Abstract Background The introduction of an oral live-attenuated monovalent rotavirus vaccine (Rotarix®) into the UK infant immunization program in July 2013 was associated with large reductions in laboratory-confirmed rotavirus infections and hospitalizations due to acute gastroenteritis (AGE) within 12 months. Here we report the 5-year impact of the program in England. Methods Individuals with laboratory-confirmed rotavirus infections during 2000–2018 and all-cause hospitalizations for AGE during 2007–2018 were identified using national electronic records. Age-specific incidence rate ratios (IRR) and estimated numbers of cases averted in each of the 5 postvaccination years were calculated.
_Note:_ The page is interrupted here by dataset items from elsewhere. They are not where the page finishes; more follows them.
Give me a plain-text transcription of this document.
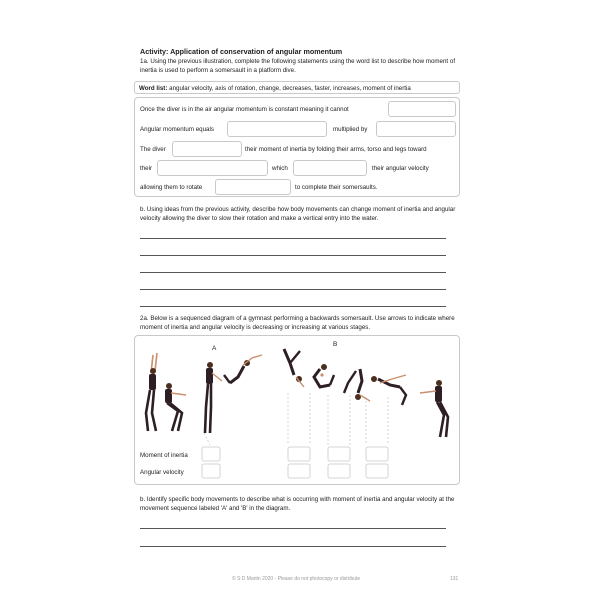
Activity: Application of conservation of angular momentum
1a. Using the previous illustration, complete the following statements using the word list to describe how moment of inertia is used to perform a somersault in a platform dive.
Word list: angular velocity, axis of rotation, change, decreases, faster, increases, moment of inertia
Once the diver is in the air angular momentum is constant meaning it cannot
Angular momentum equals	multiplied by
The diver	their moment of inertia by folding their arms, torso and legs toward
their	which	their angular velocity
allowing them to rotate	to complete their somersaults.
b. Using ideas from the previous activity, describe how body movements can change moment of inertia and angular velocity allowing the diver to slow their rotation and make a vertical entry into the water.
2a. Below is a sequenced diagram of a gymnast performing a backwards somersault. Use arrows to indicate where moment of inertia and angular velocity is decreasing or increasing at various stages.
A
B
Moment of inertia
Angular velocity
b. Identify specific body movements to describe what is occurring with moment of inertia and angular velocity at the movement sequence labeled 'A' and 'B' in the diagram.
© S D Martin 2020 - Please do not photocopy or distribute	131
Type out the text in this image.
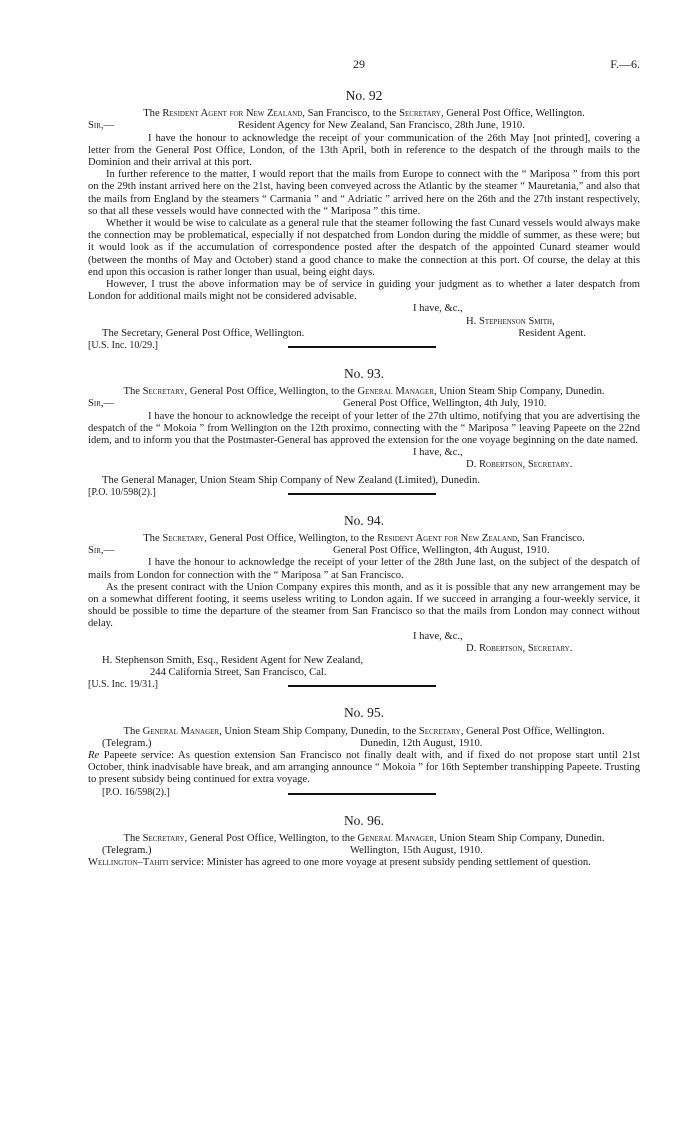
29	F.—6.
No. 92

The Resident Agent for New Zealand, San Francisco, to the Secretary, General Post Office, Wellington.

Sir,—	Resident Agency for New Zealand, San Francisco, 28th June, 1910.

I have the honour to acknowledge the receipt of your communication of the 26th May [not printed], covering a letter from the General Post Office, London, of the 13th April, both in reference to the despatch of the through mails to the Dominion and their arrival at this port.

In further reference to the matter, I would report that the mails from Europe to connect with the “ Mariposa ” from this port on the 29th instant arrived here on the 21st, having been conveyed across the Atlantic by the steamer “ Mauretania,” and also that the mails from England by the steamers “ Carmania ” and “ Adriatic ” arrived here on the 26th and the 27th instant respectively, so that all these vessels would have connected with the “ Mariposa ” this time.

Whether it would be wise to calculate as a general rule that the steamer following the fast Cunard vessels would always make the connection may be problematical, especially if not despatched from London during the middle of summer, as these were; but it would look as if the accumulation of correspondence posted after the despatch of the appointed Cunard steamer would (between the months of May and October) stand a good chance to make the connection at this port. Of course, the delay at this end upon this occasion is rather longer than usual, being eight days.

However, I trust the above information may be of service in guiding your judgment as to whether a later despatch from London for additional mails might not be considered advisable.

I have, &c.,

H. Stephenson Smith,

The Secretary, General Post Office, Wellington.	Resident Agent.
[U.S. Inc. 10/29.]
No. 93.

The Secretary, General Post Office, Wellington, to the General Manager, Union Steam Ship Company, Dunedin.

Sir,—	General Post Office, Wellington, 4th July, 1910.

I have the honour to acknowledge the receipt of your letter of the 27th ultimo, notifying that you are advertising the despatch of the “ Mokoia ” from Wellington on the 12th proximo, connecting with the “ Mariposa ” leaving Papeete on the 22nd idem, and to inform you that the Postmaster-General has approved the extension for the one voyage beginning on the date named.

I have, &c.,

D. Robertson, Secretary.

The General Manager, Union Steam Ship Company of New Zealand (Limited), Dunedin.

[P.O. 10/598(2).]
No. 94.

The Secretary, General Post Office, Wellington, to the Resident Agent for New Zealand, San Francisco.

Sir,—	General Post Office, Wellington, 4th August, 1910.

I have the honour to acknowledge the receipt of your letter of the 28th June last, on the subject of the despatch of mails from London for connection with the “ Mariposa ” at San Francisco.

As the present contract with the Union Company expires this month, and as it is possible that any new arrangement may be on a somewhat different footing, it seems useless writing to London again. If we succeed in arranging a four-weekly service, it should be possible to time the departure of the steamer from San Francisco so that the mails from London may connect without delay.

I have, &c.,

D. Robertson, Secretary.

H. Stephenson Smith, Esq., Resident Agent for New Zealand,

244 California Street, San Francisco, Cal.

[U.S. Inc. 19/31.]
No. 95.

The General Manager, Union Steam Ship Company, Dunedin, to the Secretary, General Post Office, Wellington.

(Telegram.)	Dunedin, 12th August, 1910.

Re Papeete service: As question extension San Francisco not finally dealt with, and if fixed do not propose start until 21st October, think inadvisable have break, and am arranging announce “ Mokoia ” for 16th September transhipping Papeete. Trusting to present subsidy being continued for extra voyage.

[P.O. 16/598(2).]
No. 96.

The Secretary, General Post Office, Wellington, to the General Manager, Union Steam Ship Company, Dunedin.

(Telegram.)	Wellington, 15th August, 1910.

Wellington–Tahiti service: Minister has agreed to one more voyage at present subsidy pending settlement of question.
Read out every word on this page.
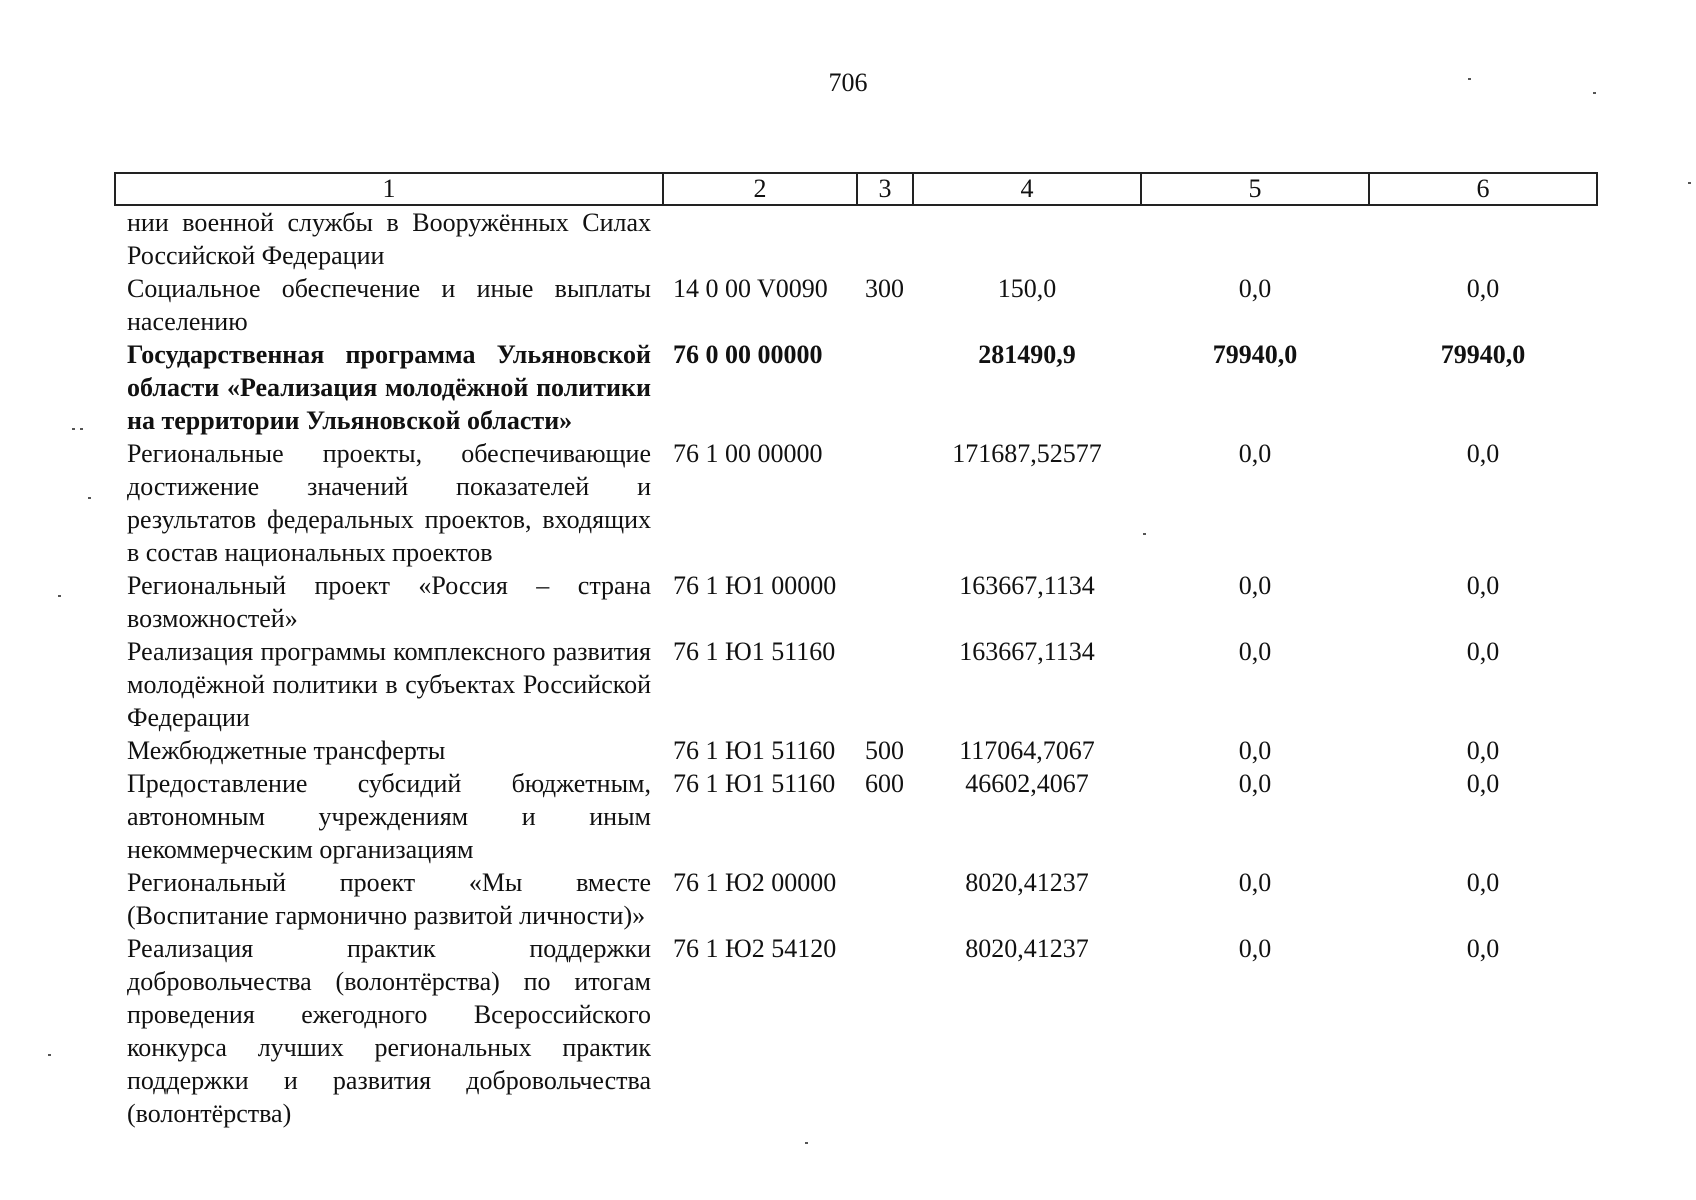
706
1	2	3	4	5	6
нии военной службы в Вооружённых Силах Российской Федерации					
Социальное обеспечение и иные выплаты населению	14 0 00 V0090	300	150,0	0,0	0,0
Государственная программа Ульяновской области «Реализация молодёжной политики на территории Ульяновской области»	76 0 00 00000		281490,9	79940,0	79940,0
Региональные проекты, обеспечивающие достижение значений показателей и результатов федеральных проектов, входящих в состав национальных проектов	76 1 00 00000		171687,52577	0,0	0,0
Региональный проект «Россия – страна возможностей»	76 1 Ю1 00000		163667,1134	0,0	0,0
Реализация программы комплексного развития молодёжной политики в субъектах Российской Федерации	76 1 Ю1 51160		163667,1134	0,0	0,0
Межбюджетные трансферты	76 1 Ю1 51160	500	117064,7067	0,0	0,0
Предоставление субсидий бюджетным, автономным учреждениям и иным некоммерческим организациям	76 1 Ю1 51160	600	46602,4067	0,0	0,0
Региональный проект «Мы вместе (Воспитание гармонично развитой личности)»	76 1 Ю2 00000		8020,41237	0,0	0,0
Реализация практик поддержки добровольчества (волонтёрства) по итогам проведения ежегодного Всероссийского конкурса лучших региональных практик поддержки и развития добровольчества (волонтёрства)	76 1 Ю2 54120		8020,41237	0,0	0,0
Results There were 206 389 laboratory-confirmed rotavirus infections and 3 657 651 hospitalizations for all-cause AGE. Reductions of 69–83% in laboratory-confirmed rotavirus infections in all age groups and 77–88% in infants aged <1 year in each of the 5 postvaccine years are reported, with 11 386–11 633 cases averted annually. All-cause AGE hospitalizations were reduced by 12–35% across all age-groups and by 25–48% in <1 year-olds in the 5 postvaccine years, with 24 474–49 278 hospitalizations averted annually. There was strong evidence of indirect (herd) protection, with at least 50% and up to 80% of the non-specific end point of all-cause gastroenteritis (AGE) hospitalizations averted being in unvaccinated age-groups, primarily older adults. Seasonal changes include a possible shift from annual to biennial peaks with lower peak incidence and longer seasons. Conclusions There were large and sustained declines in both laboratory-confirmed rotavirus infections and AGE hospitalizations across all age groups in each of the 5 years since the introduction of the UK rotavirus program.